Declining to consider effect of PRC law on the arbitration agreement
The Court of Appeal found that the invalidating effect of PRC law on the arbitration agreement was not a relevant consideration in determining the proper law of the arbitration agreement, given that there was no evidence that the parties were at least aware of the impact that the choice of PRC law could have on the validity of the arbitration agreement (at ). This holding warrants scrutiny for two reasons.
First, this approach appears contrary to the approach adopted in English law. In Sulamérica, the English Court of Appeal held that the Sulamérica Presumption may be displaced by two factors: first, the choice of a seat of arbitration that points away from the main contract’s choice of law (at ); and second, the consequences that follow from the main contract’s choice of law – specifically, where the proper law of the underlying contract would undermine the parties’ clear intention to arbitrate, the Sulamérica Presumption will be rebutted (at ). This approach has been endorsed by the Singapore High Court in BCY (at ).
While the Court of Appeal suggests that if there had been evidence of the parties’ awareness of the effect of PRC law on the arbitration agreement, then it would have been possible for the Court to take into account the potential invalidating effect of PRC law, this still appears to be a departure from the approach in Sulamérica and BCY. The courts in both of these decisions did not appear to require such evidence when opining on the effect of the consequences flowing from the main contract’s choice of law on the parties’ implied choice of proper law of the arbitration agreement.
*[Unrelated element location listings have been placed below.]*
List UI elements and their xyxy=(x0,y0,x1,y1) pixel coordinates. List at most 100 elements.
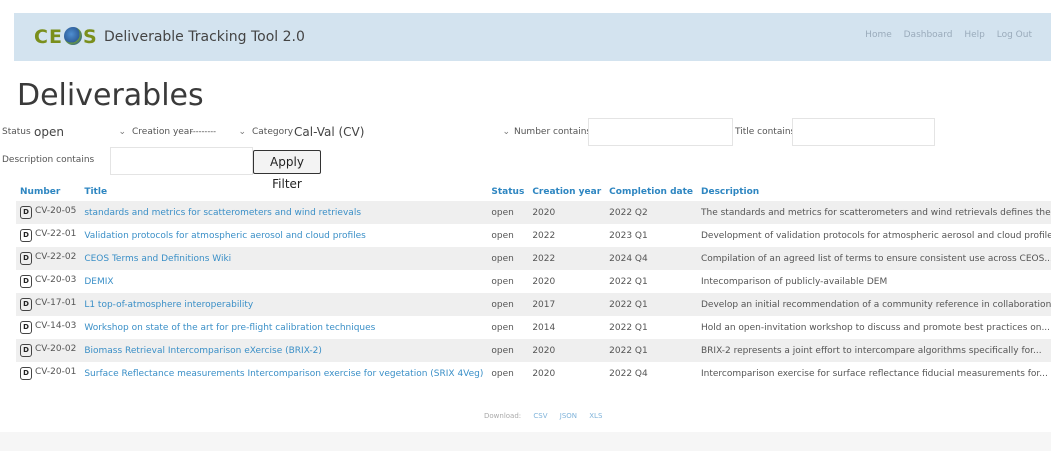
top-nav: Home Dashboard Help Log Out xyxy=(856,30,1032,40)
completion-date-cell: 2022 Q1 xyxy=(609,276,648,287)
table-row[interactable]: D CV-17-01 L1 top-of-atmosphere interoper… xyxy=(16,293,1051,316)
deliverable-badge-icon: D xyxy=(20,298,32,311)
deliverable-title-link[interactable]: Validation protocols for atmospheric aer… xyxy=(84,231,366,241)
status-cell: open xyxy=(491,322,514,333)
creation-year-cell: 2020 xyxy=(528,339,606,362)
status-cell: open xyxy=(491,276,514,287)
deliverables-table: Number Title Status Creation year Comple… xyxy=(16,182,1051,385)
description-cell: Intercomparison exercise for surface ref… xyxy=(701,368,1048,379)
deliverable-title-link[interactable]: standards and metrics for scatterometers… xyxy=(84,208,361,218)
number-cell: D CV-20-03 xyxy=(16,270,80,293)
creation-year-select[interactable]: --------- ⌄ xyxy=(186,118,248,146)
description-cell: BRIX-2 represents a joint effort to inte… xyxy=(697,339,1051,362)
deliverable-title-link[interactable]: CEOS Terms and Definitions Wiki xyxy=(84,254,231,264)
nav-help-link[interactable]: Help xyxy=(964,30,985,40)
title-contains-label: Title contains xyxy=(735,127,796,137)
completion-date-cell: 2022 Q1 xyxy=(605,293,697,316)
title-cell: DEMIX xyxy=(80,270,487,293)
creation-year-cell: 2014 xyxy=(532,322,556,333)
creation-year-cell: 2020 xyxy=(532,276,556,287)
number-contains-input[interactable] xyxy=(588,118,733,146)
completion-date-cell: 2024 Q4 xyxy=(605,247,697,270)
globe-icon xyxy=(63,27,82,45)
column-header-completion-date[interactable]: Completion date xyxy=(605,182,697,201)
completion-date-cell: 2022 Q4 xyxy=(609,368,648,379)
deliverable-badge-icon: D xyxy=(20,367,32,380)
creation-year-cell: 2020 xyxy=(528,201,606,224)
column-header-creation-year[interactable]: Creation year xyxy=(528,182,605,201)
nav-logout-link[interactable]: Log Out xyxy=(997,30,1032,40)
description-contains-input[interactable] xyxy=(110,147,253,175)
category-select[interactable]: Cal-Val (CV) ⌄ xyxy=(290,118,512,146)
deliverable-title-link[interactable]: Workshop on state of the art for pre-fli… xyxy=(84,323,375,333)
title-contains-input[interactable] xyxy=(792,118,935,146)
number-cell: D CV-22-02 xyxy=(16,247,81,270)
status-cell: open xyxy=(487,247,529,270)
column-header-title[interactable]: Title xyxy=(80,182,487,201)
description-contains-label: Description contains xyxy=(2,155,95,165)
completion-date-cell: 2022 Q1 xyxy=(609,322,648,333)
description-cell: Hold an open-invitation workshop to disc… xyxy=(701,322,1051,333)
deliverable-number: CV-22-01 xyxy=(35,229,77,239)
status-cell: open xyxy=(491,230,514,241)
description-cell: Intecomparison of publicly-available DEM xyxy=(701,276,888,287)
page-title: Deliverables xyxy=(17,78,204,113)
table-row[interactable]: D CV-20-02 Biomass Retrieval Intercompari… xyxy=(16,339,1051,362)
deliverable-title-link[interactable]: Biomass Retrieval Intercomparison eXerci… xyxy=(84,346,322,356)
status-cell: open xyxy=(487,201,529,224)
completion-date-cell: 2022 Q1 xyxy=(605,339,697,362)
download-xls-link[interactable]: XLS xyxy=(589,412,602,420)
title-cell: standards and metrics for scatterometers… xyxy=(80,201,488,224)
status-cell: open xyxy=(491,368,514,379)
nav-dashboard-link[interactable]: Dashboard xyxy=(904,30,953,40)
deliverable-badge-icon: D xyxy=(20,275,32,288)
download-json-link[interactable]: JSON xyxy=(560,412,577,420)
page-footer xyxy=(0,432,1051,451)
number-cell: D CV-14-03 xyxy=(16,316,80,339)
creation-year-cell: 2017 xyxy=(528,293,606,316)
completion-date-cell: 2023 Q1 xyxy=(609,230,648,241)
deliverable-number: CV-20-03 xyxy=(35,275,77,285)
download-label: Download: xyxy=(484,412,522,420)
chevron-down-icon: ⌄ xyxy=(118,127,126,137)
status-filter-label: Status xyxy=(2,127,31,137)
logo-text-start: CE xyxy=(34,26,63,48)
column-header-number[interactable]: Number xyxy=(16,182,80,201)
table-row[interactable]: D CV-20-03 DEMIX open 2020 2022 Q1 Inteco… xyxy=(16,270,1051,293)
download-links: Download: CSV JSON XLS xyxy=(484,412,602,420)
number-cell: D CV-22-01 xyxy=(16,224,80,247)
title-cell: Biomass Retrieval Intercomparison eXerci… xyxy=(80,339,488,362)
creation-year-cell: 2022 xyxy=(532,230,556,241)
table-row[interactable]: D CV-14-03 Workshop on state of the art f… xyxy=(16,316,1051,339)
logo-text-end: S xyxy=(82,26,98,48)
number-contains-label: Number contains xyxy=(514,127,592,137)
nav-home-link[interactable]: Home xyxy=(865,30,892,40)
table-row[interactable]: D CV-20-05 standards and metrics for scat… xyxy=(16,201,1051,224)
column-header-status[interactable]: Status xyxy=(487,182,528,201)
creation-year-cell: 2022 xyxy=(528,247,606,270)
table-row[interactable]: D CV-22-02 CEOS Terms and Definitions Wik… xyxy=(16,247,1051,270)
deliverable-title-link[interactable]: L1 top-of-atmosphere interoperability xyxy=(84,300,253,310)
column-header-description[interactable]: Description xyxy=(697,182,1051,201)
ceos-logo[interactable]: CE S xyxy=(34,25,98,49)
deliverable-number: CV-20-02 xyxy=(35,344,77,354)
description-cell: Development of validation protocols for … xyxy=(701,230,1051,241)
status-select[interactable]: open ⌄ xyxy=(30,118,128,146)
title-cell: CEOS Terms and Definitions Wiki xyxy=(80,247,488,270)
description-cell: Compilation of an agreed list of terms t… xyxy=(697,247,1051,270)
download-csv-link[interactable]: CSV xyxy=(533,412,547,420)
deliverable-title-link[interactable]: Surface Reflectance measurements Interco… xyxy=(84,369,483,379)
apply-filter-button[interactable]: Apply Filter xyxy=(253,150,321,191)
description-cell: The standards and metrics for scatterome… xyxy=(697,201,1051,224)
deliverable-number: CV-22-02 xyxy=(35,252,77,262)
category-label: Category xyxy=(252,127,294,137)
table-row[interactable]: D CV-22-01 Validation protocols for atmos… xyxy=(16,224,1051,247)
deliverable-badge-icon: D xyxy=(20,321,32,334)
deliverable-title-link[interactable]: DEMIX xyxy=(84,277,113,287)
number-cell: D CV-20-01 xyxy=(16,362,80,385)
number-cell: D CV-20-05 xyxy=(16,201,81,224)
table-row[interactable]: D CV-20-01 Surface Reflectance measuremen… xyxy=(16,362,1051,385)
chevron-down-icon: ⌄ xyxy=(238,127,246,137)
creation-year-cell: 2020 xyxy=(532,368,556,379)
deliverable-badge-icon: D xyxy=(20,344,32,357)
Second, the Court of Appeal’s approach appears problematic as a matter of principle. The requirement that parties must be shown to have considered, or at least be aware, of the invalidating effect of a particular choice of law on the arbitration agreement appears to be inconsistent with the fundamental consideration underlying the finding that the potential invalidating effect of a main contract’s choice of law can displace the Sulamérica Presumption. This consideration is that in a situation where parties have clearly evinced an intention to refer disputes to arbitration, parties should not be taken to have impliedly chosen for the arbitration agreement to be governed by a system of law that invalidates the arbitration agreement and nullifies their intention to arbitrate. Hence, when parties have evinced a clear intention to arbitrate in the form of an operative arbitration agreement that is capable of being performed, specific evidence of the parties’ contemplation of the potential invalidating effect of the main contract’s choice of law is arguably unnecessary.
As such, assuming that PRC law will invalidate the present arbitration agreement, the Court of Appeal arguably should not have concluded that PRC law was the implied proper law of the arbitration agreement, given that the Sulamérica Presumption has been rebutted. The Court ought to have gone on to consider the third stage of the three-stage analysis. While this stage would likely yield the same substantive outcome (i.e., that PRC law is the proper law of the arbitration agreement), the Court should have embarked on this inquiry to preserve analytical clarity between the second and third stages of the three-stage analysis.
The Court of Appeal’s decision in BNA is a landmark judgment in many ways, with the apex court settling conflicting strands of authorities regarding the application of the three-stage analysis, and clarifiying a key point of interpretation that might have otherwise continued to promote uncertainty in the Singapore arbitration scene. However, as regards the other findings that the Court of Appeal declined to make, it remains to be seen if future corams of the apex court would reconsider the approach taken in BNA, if such an opportunity so arises.